Default variable details
========================
Some of ``debops.kmod`` default variables have more extensive configuration
than simple strings or lists, here you can find documentation and examples for
them.
.. contents::
:local:
:depth: 1
.. _kmod__ref_modules:
kmod__modules
-------------
The ``kmod__*_modules`` variables define what kernel module options should be
defined on the remote hosts, in the :file:`/etc/modprobe.d/` directory. Each
variable is a YAML list, each list entry is a YAML dictionary with specific
parameters:
``name``
Required. Name of the kernel module to manage. This parameter is used as
a marker to merge configuration entries of the same modules together.

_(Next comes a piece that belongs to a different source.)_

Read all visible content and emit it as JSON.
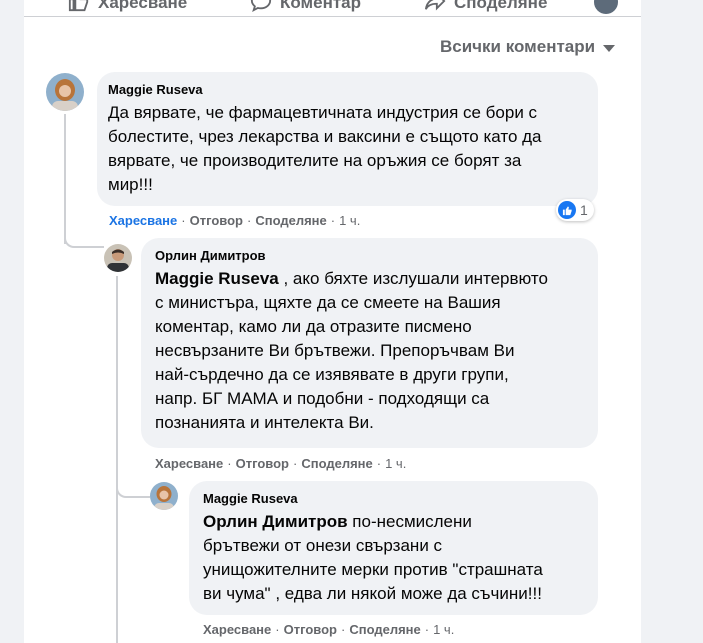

If the ``filename`` parameter is not specified, this parameter will be
included in the generated filename, saved as ``{{ name }}.conf``.
``filename``
Optional. Specify a custom filename for a given configuration snippet, the
``.conf`` extension needs to be included in the filename.
``state``
Optional. Specify the state of the kernel module and its configuration.
Multiple entries with the same ``name`` parameter are merged toghether in
order of appearance; the ``state`` parameter can affect how the entries are
merged.
Supported states:
============= =============================================================
Value Description
============= =============================================================
``present`` **Default if not specified.** Configuration will be present
and the role will try to unload and load the kernel module to
apply any changes. Kernel module unloading is not forced, if
the module cannot be unloaded, Ansible will error out.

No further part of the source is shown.